新字:孟子曰、舜之居深山之中、与木石居、与鹿豕遊。其所以異於深山之野人者幾希。及其聞一善言、見一善行、若決江河沛然、莫之能禦也。
書き下し
孟子曰く、「舜の深山の中に居るや、木石と居り、鹿豕と遊ぶ。其の深山の野人に異なる所以の者は幾ど希なり。其の一善言を聞き、一善行を見るに及びては、江河を決して沛然たるが若く、之を能く禦むる莫きなり。」
現代語訳
孟子は言った。 「昔、舜が深山に暮らしていたころは、木や石に囲まれ、鹿や豕と遊びまわっていた。

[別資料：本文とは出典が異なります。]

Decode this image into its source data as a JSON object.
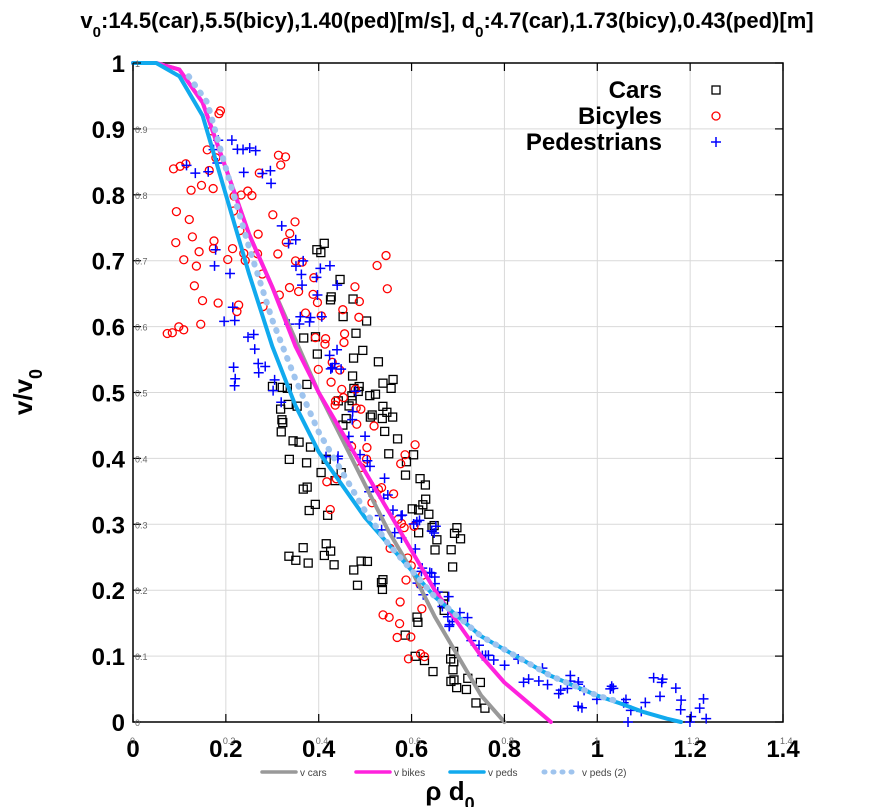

その生活は深山の野人とほとんど変わるところがなかった。ところが善言を一言でも聞き、善行を一目でも見れば、揚子江や黄河の水が堤を切って流れ出すような勢いで、善言・善行を取り入れようと突き進んだ。それは誰も阻止することが出来なかった。これこそが舜の聖人たる所以である。」
解説
優れた人物は、自分の置かれた環境や現在の実力に甘んじることなく、常に向上心を持って生きています。どんなに辺鄙な場所にいて平凡な生活を送っていても、他人の素晴らしい行いや正しい教えに触れた時には、素直にそれを認め、貪欲に自分の中に取り入れようとします。私たちも、年齢や立場に関係なく、自分より優れた人から学ぶ謙虚な姿勢を持ち、良いと感じたことはすぐに実行に移す柔軟性と情熱を持ち続けることが大切です。